Let's also add the constraint that an XML parser can't mathematically parse broken XML whereas a regular expression can extract data from XML. That end of the problem is far more interesting.

GEB made me appreciate this fact after some rather late nights and considerable amounts of alcohol.

mattmight · on Jan 23, 2012

True.

To be fair, I noted this limitation in the example, and said that if the nesting structure is important, you should use a tool that can handle context-free languages.

My more general warning was that if you find yourself exploiting the Turing-completeness of sed, you're using the wrong tool.

tjpick · on Jan 23, 2012

I agree.

However, many regular expression implementations are not regular and have enough power to parse nested structures.

aidenn0 · on Jan 23, 2012

"awk manipulates an ad hoc database stored as text, e.g.
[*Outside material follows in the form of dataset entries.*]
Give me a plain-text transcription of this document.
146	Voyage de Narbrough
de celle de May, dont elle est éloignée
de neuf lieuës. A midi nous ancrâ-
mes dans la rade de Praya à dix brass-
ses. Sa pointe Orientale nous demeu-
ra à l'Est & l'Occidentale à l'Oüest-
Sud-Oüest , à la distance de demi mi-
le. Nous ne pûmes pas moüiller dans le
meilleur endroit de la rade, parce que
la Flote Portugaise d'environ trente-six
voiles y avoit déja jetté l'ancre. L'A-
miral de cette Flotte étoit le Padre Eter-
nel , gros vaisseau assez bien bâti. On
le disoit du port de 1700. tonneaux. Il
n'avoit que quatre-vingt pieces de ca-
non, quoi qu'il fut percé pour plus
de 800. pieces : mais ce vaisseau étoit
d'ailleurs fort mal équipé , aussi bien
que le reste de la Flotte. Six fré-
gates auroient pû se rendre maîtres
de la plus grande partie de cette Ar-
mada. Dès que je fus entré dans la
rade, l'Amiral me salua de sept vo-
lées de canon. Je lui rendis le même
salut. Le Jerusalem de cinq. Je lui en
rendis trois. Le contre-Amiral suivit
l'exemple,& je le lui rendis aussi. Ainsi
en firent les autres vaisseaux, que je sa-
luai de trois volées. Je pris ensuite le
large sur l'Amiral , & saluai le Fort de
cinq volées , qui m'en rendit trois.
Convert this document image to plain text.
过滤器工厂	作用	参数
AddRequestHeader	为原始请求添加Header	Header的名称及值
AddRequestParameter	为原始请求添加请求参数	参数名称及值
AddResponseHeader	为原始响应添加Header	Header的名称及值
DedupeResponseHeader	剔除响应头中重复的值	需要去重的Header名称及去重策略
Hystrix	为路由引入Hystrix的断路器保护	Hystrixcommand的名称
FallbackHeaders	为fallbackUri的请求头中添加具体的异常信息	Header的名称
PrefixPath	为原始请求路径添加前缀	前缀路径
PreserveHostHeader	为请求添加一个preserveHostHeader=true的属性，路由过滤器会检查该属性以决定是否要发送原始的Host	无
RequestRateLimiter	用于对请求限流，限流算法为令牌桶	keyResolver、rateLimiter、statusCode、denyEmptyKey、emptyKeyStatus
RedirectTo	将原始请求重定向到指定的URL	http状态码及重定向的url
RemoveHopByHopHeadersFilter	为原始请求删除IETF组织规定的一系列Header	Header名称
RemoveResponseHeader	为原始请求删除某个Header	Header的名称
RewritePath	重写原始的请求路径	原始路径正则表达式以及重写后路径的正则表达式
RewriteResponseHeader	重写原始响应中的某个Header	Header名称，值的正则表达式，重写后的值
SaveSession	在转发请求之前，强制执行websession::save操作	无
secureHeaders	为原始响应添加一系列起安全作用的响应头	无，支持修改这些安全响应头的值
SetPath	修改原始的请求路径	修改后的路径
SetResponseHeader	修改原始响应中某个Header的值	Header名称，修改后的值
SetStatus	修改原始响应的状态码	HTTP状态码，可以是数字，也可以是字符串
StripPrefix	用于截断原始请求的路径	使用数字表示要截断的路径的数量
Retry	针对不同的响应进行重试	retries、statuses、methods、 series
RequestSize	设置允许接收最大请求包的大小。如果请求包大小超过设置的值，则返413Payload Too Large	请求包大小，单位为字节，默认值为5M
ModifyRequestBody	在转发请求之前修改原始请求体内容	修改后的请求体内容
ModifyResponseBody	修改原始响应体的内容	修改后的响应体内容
CSV files."

I love awk and use it on a daily basis, but it's biggest weakness is CSV files, since data so often contains commas. Please don't use CSV as an example of what awk is good at!

[edit] Easiest workaround if you do need to do something quickly with a CSV is to just use sed to replace unquoted commas with a string not in your data; for non throwaway uses, there is a CSV library for awk.

bingaling · on Jan 23, 2012

Csvkit may be useful: http://news.ycombinator.com/item?id=3477771

dredmorbius · on Jan 23, 2012

Also csvtool (just went hunting for it after seeing your post). https://forge.ocamlcore.org/projects/csv/

brendano · on Jan 23, 2012

Yes! -- translation into a strictly delimited format is key.

g3orge · on Jan 23, 2012

the link is missing in the "AWK, according to its creators, Aho, Weingberger and Kernighan" note.

mattmight · on Jan 23, 2012

Thanks for catching that! It's fixed.